Poor as the sisters were, postulants applied for admission in such numbers that the community quickly outgrew its quarters. In 1843, Mother Theresa moved the motherhouse to Munich, a site that provided more space, as well as the academic and cultural opportunities that she considered essential to the training of future teachers.
She encouraged the sisters to note the trends, test innovative methods, and adopt whatever was useful, even as she reminded them that who they were as Christian women was more important than how and what they taught in the classroom. The School Sisters rapidly became pioneers in the development of the nineteenth century education system in Germany, as they were later to make an essential contribution to the parochial school system in America.
The congregation was only fourteen years old when Mother Theresa came to the United States with her first five missionaries.

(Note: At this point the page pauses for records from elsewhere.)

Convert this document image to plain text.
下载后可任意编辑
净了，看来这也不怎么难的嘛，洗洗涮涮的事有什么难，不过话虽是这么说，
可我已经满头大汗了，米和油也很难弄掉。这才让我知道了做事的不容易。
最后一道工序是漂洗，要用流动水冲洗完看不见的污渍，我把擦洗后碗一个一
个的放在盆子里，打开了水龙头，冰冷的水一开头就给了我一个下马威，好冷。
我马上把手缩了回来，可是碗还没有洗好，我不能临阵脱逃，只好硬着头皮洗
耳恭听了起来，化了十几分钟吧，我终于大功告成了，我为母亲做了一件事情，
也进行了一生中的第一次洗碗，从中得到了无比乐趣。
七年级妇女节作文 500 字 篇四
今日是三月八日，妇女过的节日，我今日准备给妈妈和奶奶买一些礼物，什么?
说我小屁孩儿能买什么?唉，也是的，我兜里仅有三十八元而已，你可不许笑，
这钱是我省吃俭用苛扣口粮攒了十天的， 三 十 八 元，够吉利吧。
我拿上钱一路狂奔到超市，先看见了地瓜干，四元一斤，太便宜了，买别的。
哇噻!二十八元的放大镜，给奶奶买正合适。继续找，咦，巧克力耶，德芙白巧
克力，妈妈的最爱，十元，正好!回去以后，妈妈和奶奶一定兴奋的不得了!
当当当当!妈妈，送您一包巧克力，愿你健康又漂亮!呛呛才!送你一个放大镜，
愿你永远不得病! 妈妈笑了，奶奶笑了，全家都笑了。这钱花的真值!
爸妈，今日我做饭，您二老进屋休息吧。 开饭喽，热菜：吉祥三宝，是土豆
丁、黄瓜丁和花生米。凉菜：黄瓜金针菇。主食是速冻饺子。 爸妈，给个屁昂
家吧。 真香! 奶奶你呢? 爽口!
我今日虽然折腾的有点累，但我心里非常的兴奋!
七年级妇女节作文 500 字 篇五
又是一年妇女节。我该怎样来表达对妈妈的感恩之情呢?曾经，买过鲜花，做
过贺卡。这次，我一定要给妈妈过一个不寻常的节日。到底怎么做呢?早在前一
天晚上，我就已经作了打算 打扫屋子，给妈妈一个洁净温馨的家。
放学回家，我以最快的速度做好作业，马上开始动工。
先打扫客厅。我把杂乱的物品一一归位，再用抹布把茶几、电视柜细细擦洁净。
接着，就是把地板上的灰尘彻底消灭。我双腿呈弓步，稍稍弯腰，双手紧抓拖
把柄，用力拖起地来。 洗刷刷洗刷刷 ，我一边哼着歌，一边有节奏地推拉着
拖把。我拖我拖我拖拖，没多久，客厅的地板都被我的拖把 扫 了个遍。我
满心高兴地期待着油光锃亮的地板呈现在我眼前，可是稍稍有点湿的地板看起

Lack of pre-arrival communication led to misunderstanding and a rather disheartening reception when the little band arrived in New York on July 31, 1847. In a long letter home, Mother shared her misgivings and her hindsight realization that maybe she should have come alone to explore possibilities before bringing a community. "God has wanted it this way, however, I am sure," she wrote.
By the end of September, undaunted by the freely given advice to return to Europe, the sisters, including Mother Theresa herself, were teaching in four schools and being approached by young women interested in joining them. Bishops and priests began to reconsider their acceptance of the sisters.
To further assess the needs and possible ministry of her sisters in this new country, Mother Theresa, Sister Caroline Friess, and Father (now-Saint) John Neumann traveled nearly 2,600 miles by land and lake. They went as far west as Milwaukee, Wisconsin. Despite the brevity of her stay in North America (less than a year), Mother Theresa succeeded in rooting SSND so deeply that it continued to flourish sturdily under the leadership of Sister (later Mother) Caroline, who served as North American vicar from 1850-1892.
The years of continued growth on both continents and approval of the congregation's rule in 1865 were not without struggle. Mother Theresa had to be constant in maintaining the necessity of a centralized government, which made possible the collaboration and support upon which the unity of the congregation rested. She held, also, in the face of episcopal opposition, that women could and should be governed by a woman.
No matter how involved she was in leadership responsibilities, Blessed Theresa always had time to listen to and be concerned about her sisters - their spiritual life, their health, their education, their families. They, in turn, returned her great love by loyally standing beside her in adversity, leaving their native countries rather than the congregation when it was suppressed, and writing to the Holy Father in her support when she was misjudged.
In times of war, she agonized for the safety of her sisters on both sides of conflicts, called them to fidelity when she could reach them, and sent them whatever help they needed.
Finally, worn out by a life of care for others, self-sacrifice, illness, and extensive travel - and yearning for union with God - her last words were "I pray for the sisters." On May 9, 1879, at the age of 81, she died in Munich, mourned by 2,300 sisters to whom she had left a legacy of love, unity, and zeal for the will of God.